選手の資産管理は本来だれがやるのか
米国の銀行口座で、口座名義主が選んだ人間に付与できる「Check Writing Privileges」(日本でいう「振込代理権」)の送金上限は50万ドル(約7500万円)。水原氏はESPNのインタビューで、大谷同意のもと、数カ月にわたり8~9回の送金をしたと語っており、その合計額はほぼ合致する。なお、水原氏は後日、大谷は何も知らなかったとし「すべて自分の過失だ」と前言を撤回している。
こうなれば何が本当で、何が嘘なのかわからない。水原氏は米カリフォルニア大学リバーサイド校を卒業したとされるが、米メディアが大学側に確認したところ、在籍した事実はないという。「学歴詐称」疑惑も浮上し、SNS上では「今まで積み上げてきたものが、一瞬で崩れ去ってしまった感じ」「本当に残念」といった落胆の声が相次いでいる。
それでは本来、プロ野球選手の金銭面の管理などは、誰が行うのがベターなのか。もちろん本人が管理するに越したことはないが、多くは、一定の高額年俸に達した時点で、マネジメント会社や代理人と契約を結んだり、会社を設立したりして両親や妻を取締役とし、プレーのみに集中できる環境を整えるケースが多い。
大谷自身も一部報道では日本ハム時代に会社を設立。渡米時には代理人事務所「CAAスポーツ」のネズ・バレロ氏にチームとの契約・交渉を任せるなど、抜かりはなかったはずが……。
イチロー、松坂、田中…やはり妻の存在は大きい
やはり大きいのは妻の存在だ。イチロー、石井一久、松坂大輔、田中将大、菊池雄星……。今挙げた選手以外でも、多くの日本人選手が、MLBへ移籍する前に結婚し、妻とともに渡米している。特にイチローの資産は、妻の弓子さんが代表を務める資産管理会社が運用。エステ店経営と不動産投資を合わせて100億円以上を運用しているとされている。
大谷は独身のままメジャーへと移籍したため、側で安心して財布を預けられる人物が水原氏以外にいなかったのも、今回の騒動の発端といえる。
その大谷は2月に自身のインスタグラムで結婚を発表。3月20、21日に韓国・ソウルで行われたパドレスとの開幕カードに妻・真美子さんを帯同させ、本塁打こそでなかったものの、2戦で3安打2打点と気を吐いた。

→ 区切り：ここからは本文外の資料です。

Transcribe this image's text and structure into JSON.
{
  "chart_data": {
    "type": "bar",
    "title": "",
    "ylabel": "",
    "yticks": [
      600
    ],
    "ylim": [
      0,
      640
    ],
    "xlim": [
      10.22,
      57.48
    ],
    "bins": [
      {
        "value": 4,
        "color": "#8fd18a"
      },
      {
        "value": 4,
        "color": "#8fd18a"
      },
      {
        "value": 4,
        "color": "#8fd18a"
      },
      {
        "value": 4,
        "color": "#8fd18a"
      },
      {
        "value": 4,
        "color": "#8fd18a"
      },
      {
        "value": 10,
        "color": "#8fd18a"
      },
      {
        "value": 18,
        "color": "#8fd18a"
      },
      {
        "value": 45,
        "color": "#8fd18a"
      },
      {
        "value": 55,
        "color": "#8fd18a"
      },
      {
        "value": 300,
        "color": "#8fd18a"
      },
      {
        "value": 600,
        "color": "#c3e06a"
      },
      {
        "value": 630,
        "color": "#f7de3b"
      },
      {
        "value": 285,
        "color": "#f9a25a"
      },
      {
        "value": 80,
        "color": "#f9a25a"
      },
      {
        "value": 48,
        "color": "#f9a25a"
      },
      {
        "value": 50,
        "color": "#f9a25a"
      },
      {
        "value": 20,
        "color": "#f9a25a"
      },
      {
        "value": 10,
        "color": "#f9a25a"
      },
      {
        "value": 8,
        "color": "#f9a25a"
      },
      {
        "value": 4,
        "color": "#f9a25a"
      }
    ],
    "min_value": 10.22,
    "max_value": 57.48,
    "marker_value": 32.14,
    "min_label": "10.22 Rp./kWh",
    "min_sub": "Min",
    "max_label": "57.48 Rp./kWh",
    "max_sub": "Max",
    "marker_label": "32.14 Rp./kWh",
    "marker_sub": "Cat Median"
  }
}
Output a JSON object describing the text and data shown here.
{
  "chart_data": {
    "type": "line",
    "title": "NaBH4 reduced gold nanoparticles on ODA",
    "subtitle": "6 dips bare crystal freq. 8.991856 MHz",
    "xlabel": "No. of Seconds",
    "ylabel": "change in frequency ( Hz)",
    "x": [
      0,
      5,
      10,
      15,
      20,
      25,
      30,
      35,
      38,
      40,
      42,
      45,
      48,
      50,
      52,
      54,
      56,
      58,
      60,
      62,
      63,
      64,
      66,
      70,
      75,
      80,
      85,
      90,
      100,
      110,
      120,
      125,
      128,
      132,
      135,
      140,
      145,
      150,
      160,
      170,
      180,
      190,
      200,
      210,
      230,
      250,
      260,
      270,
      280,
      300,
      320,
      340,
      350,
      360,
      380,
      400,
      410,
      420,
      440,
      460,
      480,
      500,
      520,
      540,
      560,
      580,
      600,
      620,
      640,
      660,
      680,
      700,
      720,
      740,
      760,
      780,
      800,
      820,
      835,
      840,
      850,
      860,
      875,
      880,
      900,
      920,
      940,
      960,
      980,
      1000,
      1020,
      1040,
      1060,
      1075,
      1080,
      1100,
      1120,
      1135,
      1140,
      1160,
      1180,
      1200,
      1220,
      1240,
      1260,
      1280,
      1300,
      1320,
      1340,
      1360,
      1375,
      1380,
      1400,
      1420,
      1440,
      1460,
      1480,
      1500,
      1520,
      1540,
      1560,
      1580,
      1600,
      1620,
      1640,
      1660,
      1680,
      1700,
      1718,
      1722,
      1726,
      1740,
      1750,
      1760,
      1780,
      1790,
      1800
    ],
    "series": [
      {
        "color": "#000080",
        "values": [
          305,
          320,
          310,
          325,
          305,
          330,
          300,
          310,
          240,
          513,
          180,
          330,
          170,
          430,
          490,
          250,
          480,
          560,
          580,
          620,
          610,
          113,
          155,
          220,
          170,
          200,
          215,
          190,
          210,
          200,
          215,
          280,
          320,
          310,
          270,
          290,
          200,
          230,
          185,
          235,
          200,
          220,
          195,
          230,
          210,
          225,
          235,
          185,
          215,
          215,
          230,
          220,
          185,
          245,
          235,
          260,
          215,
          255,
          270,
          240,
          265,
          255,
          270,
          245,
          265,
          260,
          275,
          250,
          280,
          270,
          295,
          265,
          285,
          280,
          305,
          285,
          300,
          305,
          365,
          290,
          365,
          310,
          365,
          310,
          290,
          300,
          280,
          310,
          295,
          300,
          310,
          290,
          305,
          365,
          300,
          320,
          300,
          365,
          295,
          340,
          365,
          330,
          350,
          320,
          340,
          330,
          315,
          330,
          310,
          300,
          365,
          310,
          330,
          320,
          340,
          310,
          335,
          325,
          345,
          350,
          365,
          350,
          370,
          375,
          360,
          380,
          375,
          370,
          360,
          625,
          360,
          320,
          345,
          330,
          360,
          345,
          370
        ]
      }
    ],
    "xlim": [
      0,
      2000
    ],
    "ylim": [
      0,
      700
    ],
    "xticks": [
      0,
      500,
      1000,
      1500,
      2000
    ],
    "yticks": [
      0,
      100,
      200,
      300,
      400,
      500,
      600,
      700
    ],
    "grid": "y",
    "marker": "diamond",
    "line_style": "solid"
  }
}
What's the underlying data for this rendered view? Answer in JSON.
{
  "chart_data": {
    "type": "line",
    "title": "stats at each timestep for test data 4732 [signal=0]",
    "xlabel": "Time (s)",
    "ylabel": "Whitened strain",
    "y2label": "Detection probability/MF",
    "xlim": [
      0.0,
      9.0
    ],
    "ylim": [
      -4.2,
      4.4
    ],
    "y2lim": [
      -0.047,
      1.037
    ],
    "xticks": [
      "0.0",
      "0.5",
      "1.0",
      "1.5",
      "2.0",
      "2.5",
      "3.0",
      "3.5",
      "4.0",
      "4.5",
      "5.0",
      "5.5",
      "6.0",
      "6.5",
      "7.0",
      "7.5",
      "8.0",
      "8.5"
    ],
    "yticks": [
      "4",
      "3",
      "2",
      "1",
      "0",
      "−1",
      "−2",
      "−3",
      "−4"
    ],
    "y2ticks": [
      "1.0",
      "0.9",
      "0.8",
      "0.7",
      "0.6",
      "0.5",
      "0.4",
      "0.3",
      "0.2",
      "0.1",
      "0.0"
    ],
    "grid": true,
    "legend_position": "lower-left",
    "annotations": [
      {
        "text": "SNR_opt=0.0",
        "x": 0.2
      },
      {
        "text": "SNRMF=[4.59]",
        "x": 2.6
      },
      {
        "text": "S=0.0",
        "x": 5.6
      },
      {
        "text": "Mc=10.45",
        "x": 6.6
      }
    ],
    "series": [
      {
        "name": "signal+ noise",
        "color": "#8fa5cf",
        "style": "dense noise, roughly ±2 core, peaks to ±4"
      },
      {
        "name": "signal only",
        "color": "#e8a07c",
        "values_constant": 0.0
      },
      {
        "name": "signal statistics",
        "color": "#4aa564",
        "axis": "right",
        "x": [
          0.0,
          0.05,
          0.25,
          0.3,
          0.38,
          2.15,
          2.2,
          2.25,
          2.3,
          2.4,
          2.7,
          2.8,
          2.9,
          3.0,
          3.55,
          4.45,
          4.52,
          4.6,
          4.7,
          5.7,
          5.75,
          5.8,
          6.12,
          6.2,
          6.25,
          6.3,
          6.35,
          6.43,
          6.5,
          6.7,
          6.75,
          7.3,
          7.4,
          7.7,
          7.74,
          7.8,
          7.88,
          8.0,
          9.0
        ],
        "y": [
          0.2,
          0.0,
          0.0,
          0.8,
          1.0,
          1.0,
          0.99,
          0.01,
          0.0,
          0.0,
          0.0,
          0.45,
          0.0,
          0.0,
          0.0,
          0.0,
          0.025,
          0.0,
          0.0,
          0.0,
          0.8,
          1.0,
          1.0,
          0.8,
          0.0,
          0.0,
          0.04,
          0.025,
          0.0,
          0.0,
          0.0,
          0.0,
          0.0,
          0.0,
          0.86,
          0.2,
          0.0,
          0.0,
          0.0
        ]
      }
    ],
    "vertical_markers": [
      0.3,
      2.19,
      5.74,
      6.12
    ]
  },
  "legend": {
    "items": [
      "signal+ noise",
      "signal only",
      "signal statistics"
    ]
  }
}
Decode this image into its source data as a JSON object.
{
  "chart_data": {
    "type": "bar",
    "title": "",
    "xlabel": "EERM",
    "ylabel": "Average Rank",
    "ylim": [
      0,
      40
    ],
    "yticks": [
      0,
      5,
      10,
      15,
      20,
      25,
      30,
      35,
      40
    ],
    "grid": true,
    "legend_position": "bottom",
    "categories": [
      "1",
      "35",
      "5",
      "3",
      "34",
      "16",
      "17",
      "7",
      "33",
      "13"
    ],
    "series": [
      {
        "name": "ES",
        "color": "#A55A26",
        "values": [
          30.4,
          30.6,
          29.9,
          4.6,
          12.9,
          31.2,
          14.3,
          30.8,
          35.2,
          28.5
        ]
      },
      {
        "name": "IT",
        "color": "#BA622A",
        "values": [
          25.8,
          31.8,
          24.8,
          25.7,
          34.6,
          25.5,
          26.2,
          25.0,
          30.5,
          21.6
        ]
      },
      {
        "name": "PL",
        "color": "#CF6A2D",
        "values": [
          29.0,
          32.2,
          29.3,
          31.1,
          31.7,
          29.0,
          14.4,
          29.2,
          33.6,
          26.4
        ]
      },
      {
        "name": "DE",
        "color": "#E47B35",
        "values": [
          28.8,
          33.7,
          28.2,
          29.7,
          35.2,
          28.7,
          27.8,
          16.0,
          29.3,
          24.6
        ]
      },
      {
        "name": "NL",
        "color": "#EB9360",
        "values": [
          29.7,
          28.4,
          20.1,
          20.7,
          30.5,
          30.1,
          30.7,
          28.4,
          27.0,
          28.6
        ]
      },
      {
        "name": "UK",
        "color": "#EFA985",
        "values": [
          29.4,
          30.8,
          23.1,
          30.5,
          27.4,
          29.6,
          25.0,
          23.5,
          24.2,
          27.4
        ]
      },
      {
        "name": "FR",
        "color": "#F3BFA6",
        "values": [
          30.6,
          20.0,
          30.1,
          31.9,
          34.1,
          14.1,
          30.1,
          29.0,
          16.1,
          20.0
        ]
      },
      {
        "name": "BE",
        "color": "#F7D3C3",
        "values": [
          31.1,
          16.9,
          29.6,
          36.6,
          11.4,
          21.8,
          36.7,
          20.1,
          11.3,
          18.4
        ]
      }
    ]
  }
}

ただ、違法賭博問題が露見した水原氏が21日に球団から解雇。突如として苦楽をともにした“相棒”を失う形となった。開幕カード後のオープン戦も含め、13打席連続無安打と心労も心配されたが、28日(日本時間29日)、カージナルスとの本拠地開幕戦で2安打を放ち、周囲を安心させた。
今後は、真美子さんの公私にわたる献身的なサポートが、「ショック」以上の衝撃を受けた大谷の支えとなる。